Lemofil x Paul Watson

Du 9 au 13 juin se tient à Nice la Conférence des Nations unies sur l’Océan (Unoc) organisé conjointement par la France et le Costa Rica. À cette occasion l’artiste Lemofil et l’activiste Paul Watson ont sorti un titre, “La Folie des Hommes”, pour sensibiliser sur cette cause essentielle.

 

 

Comment s’est organisée cette rencontre entre toi et Paul Watson ?

Dès ce week-end,  aura lieu à Nice la conférence des Nations Unies pour les Océans. Cette conférence a pour but de préserver les océans. Un label Mangroove Music a pensé qu’il serait bien de faire un truc pour alerter l’opinion publique là-dessus. Le label a fait le lien entre Paul Watson et moi. Paul écrit des poèmes et on a trouvé qu’il serait intéressant de mêler de la musique avec l’un de ses poèmes.

 

Mangroove Music n’est pas ton label. Comment ont-ils pensé à toi ?

Ce label propose des projets avec de nombreux artistes. J’ai une visibilité dans la sphère écolo du fait de mon morceau “Pétrole”. Ce titre parle de ma copine qui ne veut pas avoir d’enfant du fait de l’état de la planète. On m’a invité sur des événements écolos suite à ce morceau.

 

J’imagine qu’avec les moyens techniques modernes vous avez tout fait à distance avec Paul ?

Non non je l’ai rencontré.

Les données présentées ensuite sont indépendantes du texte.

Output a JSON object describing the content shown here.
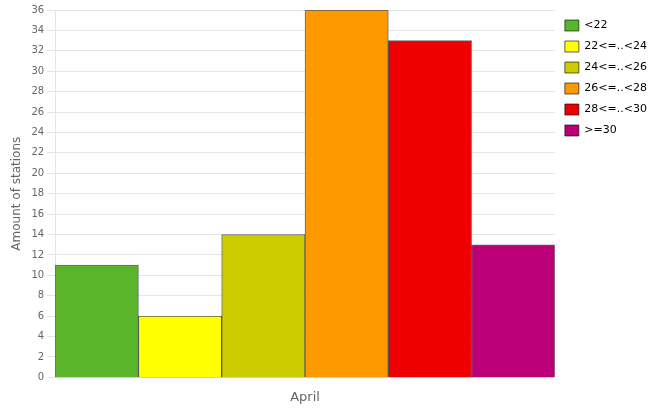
{
  "chart_data": {
    "type": "bar",
    "categories": [
      "<22",
      "22<=..<24",
      "24<=..<26",
      "26<=..<28",
      "28<=..<30",
      ">=30"
    ],
    "values": [
      11,
      6,
      14,
      36,
      33,
      13
    ],
    "colors": [
      "#5ab52a",
      "#ffff00",
      "#cccc00",
      "#ff9900",
      "#ee0000",
      "#bb0077"
    ],
    "xlabel": "April",
    "ylabel": "Amount of stations",
    "ylim": [
      0,
      36
    ],
    "yticks": [
      0,
      2,
      4,
      6,
      8,
      10,
      12,
      14,
      16,
      18,
      20,
      22,
      24,
      26,
      28,
      30,
      32,
      34,
      36
    ],
    "grid": true,
    "legend": "upper right",
    "tick_labels": "y"
  }
}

Il vit désormais à Paris. Après son emprisonnement au Groenland il est venu en France où il est très populaire. Il m’a envoyé ses poèmes puis nous nous sommes rencontrés.

 

Le titre est entre rap et chanson avec en plus ce poème de Paul.

Nous avons pas mal coupé dans son poème qui était très long. Nous avons ajouté de la musicalité pour amener du souffle, de l’espoir. Quant à la forme “rapée”, elle donne le côté engagé.

 

Dans le morceau on a l’impression que tu parles à un enfant pour lui donner ta vision du monde.

Paul Watson est un monsieur de 70 ans, j’en ai 25. Il y a cette idée de transmission. Paul a été un précurseur. Il a beaucoup de charisme. C’était vraiment quelque chose que de le rencontrer mais il est à l’écoute de l’autre. Il m’a dit « la musique c’est ton domaine ». Il a l’habitude des caméras, des télés mais là c’était un autre exercice. Il a une voix vraiment impressionnante. Elle vient des abysses.

 

Ta génération est très engagée dans le combat écolo. Pourquoi plus que les précédentes ?

Nous voyons les premiers impacts de la crise écologique. Je viens d’un petit village de Haute-Loire où il y a eu de grosses inondations. Les assurances ne veulent plus assurer car ils savent que ça se reproduira. Ma génération vit déjà les effets de la crise écologique et ne veut pas que les choses empirent. J’aime beaucoup ce poème de Czeslaw Milosz : « Une chanson sur la fin du monde » écrit en 1944 qui parlait déjà de cela dans un autre contexte. Les choses empirent mais de façon latente. Ce n’est pas comme s’il y avait une guerre et que nous devions résister mais chaque année les canicules sont de plus en plus fortes.

Le morceau a quand même un côté positif. Il y a de l’espoir à la fin. Alors que toi tu as un univers assez triste.

Mon univers est certes triste mais pas que. C’est vrai que je ne fais pas de la musique pour danser. Ma force est de fouiller dans mes émotions les plus intimes. Je vais toujours vers une forme d’espoir et il y a également cela dans ce titre. Avant la rencontre avec Paul j’avais une sorte de fatalisme et il m’a mis un coup de boost.

 

Les sons marins ont été fournis par le centre de recherche de la Sorbonne. Vous avez samplé des sons de baleines ?

En gros c’est cela. Martin, mon pianiste, a composé à partir du poème de Paul et des sons d’animaux marins. On entend aussi bien des pleurs de baleine que des sons de baleine qui leur permettent de se localiser.